Coffee and a Bun at Red Beard Bakery
Number one reason for me would have to be the coffee. Here is a country town where you could wake up every morning, walk down the street, buy the paper and then have a really good brew. Red Beard Bakery, where I love to go for coffee, won't even compromise on the milk. "Could I have a skinny cap please?" "No, we only use full cream milk."
I am glad they are sticklers because their coffee tastes wonderful - even better with one of their cinnamon and sugar encrusted buns.
Red Beard is doing for Trentham what the Castlemaine bakery did for Castlemaine -- putting a previously little-known township on the tourist map. Word of mouth travels faster than a red Ferrari down the freeway.

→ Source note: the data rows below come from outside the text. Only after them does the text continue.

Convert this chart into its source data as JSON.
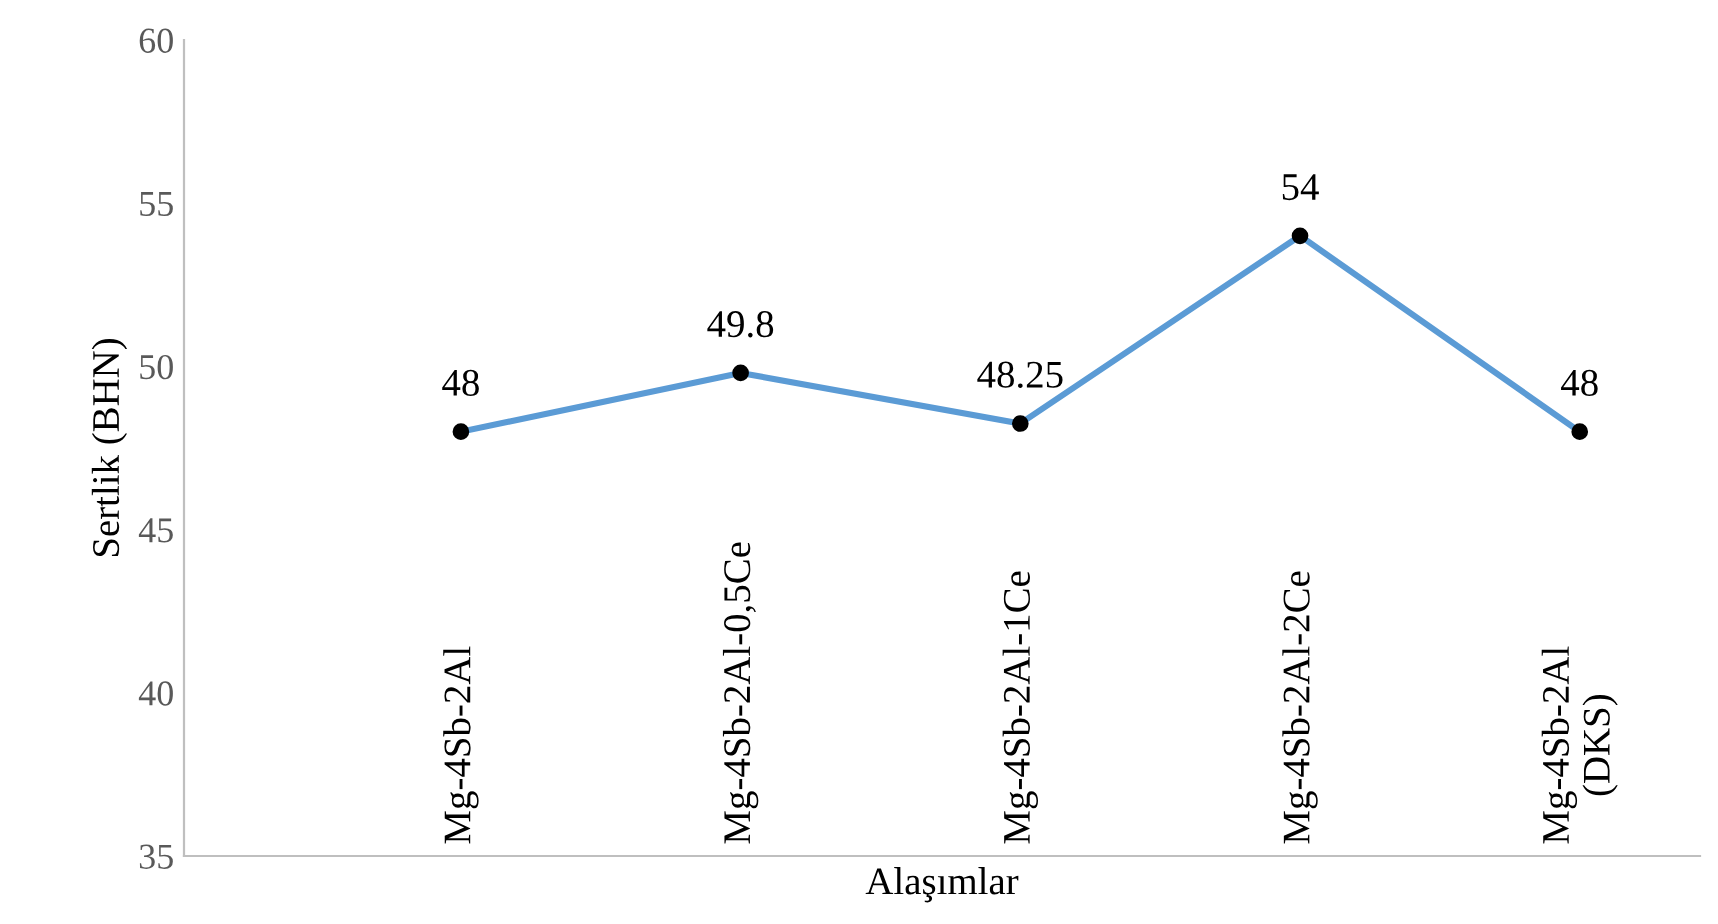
{
  "chart_data": {
    "type": "line",
    "xlabel": "Alaşımlar",
    "ylabel": "Sertlik (BHN)",
    "categories": [
      "Mg-4Sb-2Al",
      "Mg-4Sb-2Al-0,5Ce",
      "Mg-4Sb-2Al-1Ce",
      "Mg-4Sb-2Al-2Ce",
      "Mg-4Sb-2Al\n(DKS)"
    ],
    "values": [
      48,
      49.8,
      48.25,
      54,
      48
    ],
    "color": "#5b9bd5",
    "value_labels": [
      "48",
      "49.8",
      "48.25",
      "54",
      "48"
    ],
    "ylim": [
      35,
      60
    ],
    "yticks": [
      35,
      40,
      45,
      50,
      55,
      60
    ],
    "grid": false,
    "legend": false,
    "marker": "circle",
    "line_style": "solid"
  }
}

Red Beard Bakery uses a Scotch oven that dates back to 1892 to bake their perfect sour dough bread, but that is only one of the historical aspects of this fascinating little township.
There are the remains of old gold diggings scattered throughout the surrounding bush. There is an old police station and slab lock-up in Camp Street behind the modern police station. There are also two original Bills horse troughs in Trentham, one near the rotunda and the other by the old butcher's shop in Market Street near High Street.
The Trentham Historical Society have published local history booklets including 'Take a Walk Around Trentham'. These are available at the news agency and the Information Centre at the old railway station.
Walk the Old Railway Line
The Domino Trail is an easy eight kilometre walk that follows the old railway line from the Trentham heritage listed railway station (no longer in use) into the Wombat Forest. The trail loops around and returns to the station, or you can continue on to Lyonville along the old railway route. This is great for cyclists as well. There is a great pub their called Radio Spings Hotel, which claims to be the centre of the universe and I do believe it is.
Most falls in Victoria are mere trickles. Trentham Falls on the other hand is the highest single drop in the state so you can be assured of plenty of splash as they plummet 32 metres over the basalt cliffs. Quite a sight.
The main drag is an eclectic mix of great restaurants, vintage stores and cafes. In and just off the main street, you will find all kinds of boutique shops, crafts, antique shops, and artisan galleries. Annie Smithers' new cafe du Fermier serves French farmhouse cuisine. There is the Cosmopolitan Hotel, which was damaged in 2005 by fire, that they are doing up beautifully, starting with a new bar in the old stables. They also offer free live music on Sunday afternoons
Chaplins at the Muse is worth a visit not only for the great coffee but for the local tasting plate which includes chorizo sausage, proscuitto, Meredith's goat's cheese, red chilli jam, home made pickled artichokes and RedBeard sourdough bread.
It sets you up for the local produce market so you know what foodstuffs to buy
Visit a market
Trentham has three different markets On the third Saturday of each month there is a craft market at the station where they sell all kinds of creative stuff including garden ornaments, soaps, handknits, wooden toys, kids clothes, and scatter cushions. This is aptly called Trenthamade. Also on the thirrd Saturday of every month, you'll find local and organic produce at the Farmer's Market such as dairy and goat's cheeses, eggs, preserves, olive products, fruit and locally brewed beer. A Trash & Treasure market operates on the fourth Sunday of the month.
Plenty to do, plenty to chew and only an hour from the city.